Peter Paul Rubens: The Decius Mus Cycle
Reinhold Baumstark, "Peter Paul Rubens: The Decius Mus Cycle"
1985 | pages: 66 | ISBN: 0870993941 | PDF | 31,4 mb
The sequence of paintings on the history of the Roman consul Decius Mus, which has been one of the greatest glories of the Liechtenstein collection since its acquisition in 1693, occupies a significant position in the work of Peter Paul Rubens (Flemish, 1577-1640). In it the artist uses for the first time the cycle form-that is, the narration of a story through a series of paintings. The development of a sequence of monumental works with abundant imagery and forceful visual impact had a great attraction for Rubens.
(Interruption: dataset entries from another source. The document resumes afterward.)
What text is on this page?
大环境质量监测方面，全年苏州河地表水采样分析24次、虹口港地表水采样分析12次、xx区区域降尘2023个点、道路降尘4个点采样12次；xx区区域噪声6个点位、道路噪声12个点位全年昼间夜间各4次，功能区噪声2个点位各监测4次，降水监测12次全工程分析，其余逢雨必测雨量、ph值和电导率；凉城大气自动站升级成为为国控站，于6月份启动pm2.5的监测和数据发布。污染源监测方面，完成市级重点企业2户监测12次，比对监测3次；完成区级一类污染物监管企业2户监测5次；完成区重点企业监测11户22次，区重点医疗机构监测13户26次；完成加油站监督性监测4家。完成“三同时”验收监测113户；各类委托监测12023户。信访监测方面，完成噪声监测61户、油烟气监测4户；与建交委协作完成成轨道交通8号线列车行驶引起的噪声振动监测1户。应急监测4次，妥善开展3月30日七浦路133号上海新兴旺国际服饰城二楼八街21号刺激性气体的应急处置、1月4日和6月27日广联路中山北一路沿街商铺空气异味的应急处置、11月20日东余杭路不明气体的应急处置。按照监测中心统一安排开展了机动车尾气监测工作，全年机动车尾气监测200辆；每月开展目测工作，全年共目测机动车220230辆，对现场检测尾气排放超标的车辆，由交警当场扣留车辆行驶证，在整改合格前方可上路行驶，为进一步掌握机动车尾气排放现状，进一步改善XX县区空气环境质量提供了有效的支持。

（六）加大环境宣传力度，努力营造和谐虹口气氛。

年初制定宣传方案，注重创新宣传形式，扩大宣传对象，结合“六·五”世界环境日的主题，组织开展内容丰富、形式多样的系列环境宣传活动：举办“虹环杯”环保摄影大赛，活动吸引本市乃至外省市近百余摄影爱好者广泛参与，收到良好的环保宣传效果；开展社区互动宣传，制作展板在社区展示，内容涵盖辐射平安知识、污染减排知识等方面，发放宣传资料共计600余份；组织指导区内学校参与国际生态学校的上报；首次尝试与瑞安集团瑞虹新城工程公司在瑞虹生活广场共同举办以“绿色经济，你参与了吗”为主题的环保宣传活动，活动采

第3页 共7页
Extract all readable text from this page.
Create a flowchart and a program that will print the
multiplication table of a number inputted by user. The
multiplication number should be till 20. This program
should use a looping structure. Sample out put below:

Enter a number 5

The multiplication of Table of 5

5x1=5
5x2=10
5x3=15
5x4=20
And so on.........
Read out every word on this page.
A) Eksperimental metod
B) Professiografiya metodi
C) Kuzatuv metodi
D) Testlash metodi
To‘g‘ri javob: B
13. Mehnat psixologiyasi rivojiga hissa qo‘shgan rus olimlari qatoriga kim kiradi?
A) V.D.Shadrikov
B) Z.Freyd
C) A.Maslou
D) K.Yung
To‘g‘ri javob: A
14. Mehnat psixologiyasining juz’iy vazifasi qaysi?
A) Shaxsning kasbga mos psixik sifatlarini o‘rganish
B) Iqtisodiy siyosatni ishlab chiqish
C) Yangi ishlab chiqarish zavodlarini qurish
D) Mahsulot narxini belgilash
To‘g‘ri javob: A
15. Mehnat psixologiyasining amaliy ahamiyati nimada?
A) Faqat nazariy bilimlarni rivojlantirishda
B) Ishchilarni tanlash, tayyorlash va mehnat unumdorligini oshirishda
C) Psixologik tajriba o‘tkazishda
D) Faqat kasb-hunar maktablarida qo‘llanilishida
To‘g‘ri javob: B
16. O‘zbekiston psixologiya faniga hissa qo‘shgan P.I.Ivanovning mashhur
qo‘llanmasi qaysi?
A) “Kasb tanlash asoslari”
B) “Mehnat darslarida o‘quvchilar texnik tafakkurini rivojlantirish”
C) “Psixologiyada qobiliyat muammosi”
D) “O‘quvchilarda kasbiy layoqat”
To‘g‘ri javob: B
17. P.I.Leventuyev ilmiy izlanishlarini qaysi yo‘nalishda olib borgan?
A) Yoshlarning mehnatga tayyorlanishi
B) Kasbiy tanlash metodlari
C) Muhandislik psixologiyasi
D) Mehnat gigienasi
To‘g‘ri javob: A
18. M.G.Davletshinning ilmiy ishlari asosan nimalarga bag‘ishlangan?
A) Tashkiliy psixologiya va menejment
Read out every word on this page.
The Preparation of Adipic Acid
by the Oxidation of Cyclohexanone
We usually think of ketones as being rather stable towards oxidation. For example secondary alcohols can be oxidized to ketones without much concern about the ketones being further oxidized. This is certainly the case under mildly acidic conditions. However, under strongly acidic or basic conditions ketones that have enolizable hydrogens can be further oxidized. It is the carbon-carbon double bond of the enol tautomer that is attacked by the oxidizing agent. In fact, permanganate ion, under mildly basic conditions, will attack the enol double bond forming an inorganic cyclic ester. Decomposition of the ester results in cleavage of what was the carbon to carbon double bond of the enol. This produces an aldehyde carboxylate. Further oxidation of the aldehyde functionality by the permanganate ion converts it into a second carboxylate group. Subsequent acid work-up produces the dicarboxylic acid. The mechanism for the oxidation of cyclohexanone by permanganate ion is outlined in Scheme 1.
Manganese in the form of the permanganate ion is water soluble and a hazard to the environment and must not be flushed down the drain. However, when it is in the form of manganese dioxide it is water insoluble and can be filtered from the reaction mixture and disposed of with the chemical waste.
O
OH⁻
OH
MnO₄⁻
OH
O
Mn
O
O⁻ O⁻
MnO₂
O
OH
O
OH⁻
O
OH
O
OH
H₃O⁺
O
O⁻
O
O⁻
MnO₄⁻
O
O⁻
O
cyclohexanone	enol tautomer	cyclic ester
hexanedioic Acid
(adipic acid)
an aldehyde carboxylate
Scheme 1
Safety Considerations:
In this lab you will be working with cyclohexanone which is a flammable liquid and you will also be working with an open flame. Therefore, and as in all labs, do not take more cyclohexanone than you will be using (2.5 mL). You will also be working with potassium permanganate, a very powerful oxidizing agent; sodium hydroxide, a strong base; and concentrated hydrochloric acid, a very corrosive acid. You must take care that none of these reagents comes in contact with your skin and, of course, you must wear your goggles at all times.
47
Again and again he turned his artistic energy to creating cycles, the foremost being the huge paintings celebrating the life of the French queen Maria de' Medici (Louvre, Paris). The Decius Mus cycle is a seminal force in Rubens's career in yet another sense. It is one of the earliest works in which he presented an episode from Roman history; here he made one of his first forays into classical antiquity, a domain that later inspired some of his most important paintings. Rubens himself can be understood only in the context of his extensive classical education. As a member of a circle of humanists around Justus Lipsius, the great master of classical philology and Neostoical philosophy, Rubens was well acquainted with antique thought, literature, and art, regarding as preeminent the authority of these ancient thinkers. The Decius Mus cycle also represents the artist's debut into tapestry design. These larger paintings were not planned as autonomous works of art; instead, the canvases were composed as cartoons, designs that were followed by the weavers as they transformed the master's compositions into tapestries. The Decius Mus cycle was a successful debut for Rubens into the field of tapestry weaving, a time-honored art that was developed in his native Flanders and later spread throughout Europe. Other Flemish artists, especially Jacob Jordaens, followed Rubens's example, thus reaffirming Flanders as the center of tapestry weaving in seventeenth-century Europe.